Nothing but zeros
Hampton named MVP after tossing 16 scoreless innings
Updated: Wednesday January 24, 2001 8:36 PM
Hampton was imported from Houston to head the Mets' pitching staff and accepted the role with zest. He started the season's opener. He started the opener of the division playoffs. And he started the opener of the National League Championship Series.
And on Monday night, he pitched the Mets into the World Series, beating St. Louis for the second time. Hampton shut out the Cardinals for seven innings, allowing six hits in the opener and then came back in Game 5 with the same kind of performance. He allowed three singles, walked one and struck out eight to earn the series MVP award.
Before Game 5, Hampton said he was set to pitch the game of his life, and that's what he did.
"I really didn't see that as bold," he said, wiping champagne off his face. "I don't say things unless I feel them.
"I want to come out and pitch the big game. I want the team behind me to have an easy time."
That's how it worked against St. Louis. Hampton was never in trouble and got comfortable early, staked to a quick three-run lead in the first inning.
"That settled me down," he said. "My emotions were running high. I was really pumped up for this."

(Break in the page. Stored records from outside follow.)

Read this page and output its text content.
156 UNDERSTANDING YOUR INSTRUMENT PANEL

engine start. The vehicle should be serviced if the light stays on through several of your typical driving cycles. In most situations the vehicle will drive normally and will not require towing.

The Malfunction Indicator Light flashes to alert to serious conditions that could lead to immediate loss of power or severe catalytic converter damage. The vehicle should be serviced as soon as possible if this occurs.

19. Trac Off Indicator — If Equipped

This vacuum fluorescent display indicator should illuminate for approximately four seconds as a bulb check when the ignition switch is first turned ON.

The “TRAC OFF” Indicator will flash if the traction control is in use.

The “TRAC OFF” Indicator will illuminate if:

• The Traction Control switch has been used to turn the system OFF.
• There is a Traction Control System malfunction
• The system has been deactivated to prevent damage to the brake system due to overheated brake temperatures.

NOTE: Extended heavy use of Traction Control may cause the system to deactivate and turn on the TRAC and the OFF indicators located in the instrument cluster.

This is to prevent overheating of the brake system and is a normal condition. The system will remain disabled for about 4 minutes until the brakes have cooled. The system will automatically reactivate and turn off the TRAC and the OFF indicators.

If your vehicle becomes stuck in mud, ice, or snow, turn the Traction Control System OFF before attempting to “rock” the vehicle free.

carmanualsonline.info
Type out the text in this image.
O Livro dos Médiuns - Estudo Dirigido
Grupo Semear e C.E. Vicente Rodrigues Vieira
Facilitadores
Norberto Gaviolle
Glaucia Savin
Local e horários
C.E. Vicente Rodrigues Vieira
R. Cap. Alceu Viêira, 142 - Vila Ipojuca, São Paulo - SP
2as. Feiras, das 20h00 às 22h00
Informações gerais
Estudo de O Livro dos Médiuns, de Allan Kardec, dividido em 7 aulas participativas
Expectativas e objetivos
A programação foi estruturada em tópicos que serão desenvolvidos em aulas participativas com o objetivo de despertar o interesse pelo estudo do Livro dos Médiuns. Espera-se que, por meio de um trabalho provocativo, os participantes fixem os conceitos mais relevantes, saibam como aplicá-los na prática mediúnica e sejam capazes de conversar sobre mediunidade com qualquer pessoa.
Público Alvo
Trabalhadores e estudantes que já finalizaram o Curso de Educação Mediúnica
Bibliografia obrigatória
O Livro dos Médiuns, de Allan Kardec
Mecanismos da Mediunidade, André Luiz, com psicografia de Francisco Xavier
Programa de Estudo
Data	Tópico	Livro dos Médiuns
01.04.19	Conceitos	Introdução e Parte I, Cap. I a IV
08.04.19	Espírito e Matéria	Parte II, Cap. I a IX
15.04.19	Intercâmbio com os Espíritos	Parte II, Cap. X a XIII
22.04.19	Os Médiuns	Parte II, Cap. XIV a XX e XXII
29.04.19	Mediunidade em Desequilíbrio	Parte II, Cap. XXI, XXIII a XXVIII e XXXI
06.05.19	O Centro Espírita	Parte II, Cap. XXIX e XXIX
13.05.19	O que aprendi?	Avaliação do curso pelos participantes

It was that kind of competitive edge that convinced the Mets to give up two prize prospects to get Hampton, trading outfielder Roger Cedeno and pitcher Octavio Dotel to the Astros for the left-hander and outfielder Derek Bell. Hampton was the main man in the trade, coming off a 22-4 season when he was runnerup for the Cy Young Award.
There was a gamble involved because Hampton is unsigned after this season and could explore the free agent market. But the Mets were willing to take the risk after doing the same thing with catcher Mike Piazza two years ago.
Like Piazza, Hampton struggled at the start with New York. He walked nine batters opening day against Chicago in a game played in Japan. One month into the season, he was 2-4 and looking like anything but an ace.
The lefty does not handle failure very well. He is an intense competitor who punched out a water cooler in Colorado and was so enraged over a bad start in San Francisco that he walked from the ballpark back to the team hotel, about a mile, clearing his mind.
"I got back to basics," he said. "I had to trust my stuff and not try to do too much. I was pitching to impress people that those 22 wins were not a fluke. Once I got over that, I started to pitch my game."
Hampton's season turned around after that.
His approach changed, but not his attitude, and not his intensity.
"Second place is first loser," he said. "That's how I was brought up. My father played ball, played to win, played hard until the last out. That's how I was taught.
"I expect a lot of myself."
Hampton recovered from the rocky start to go 15-10 with a 3.14 ERA that was fourth best in the National League. He flourished at Shea Stadium, posting an 11-4 record and 2.05 ERA.
He threw three complete games and allowed just 10 home runs, lowest among Mets starters. In his last seven starts, he had a 2.36 ERA as the Mets closed in on the National League wild-card playoff berth.
As the Mets poured champagne on each other, Hampton glowed.
Was this moment the payoff, the reason he came to New York?
"I'm close," he said. "The way I see it, we still have four to win to fulfill that fantasy. We're content, but we're still four away."
That road starts Saturday in Game 1 of the World Series. Hampton expects to start.
The Associated Press contributed to this report.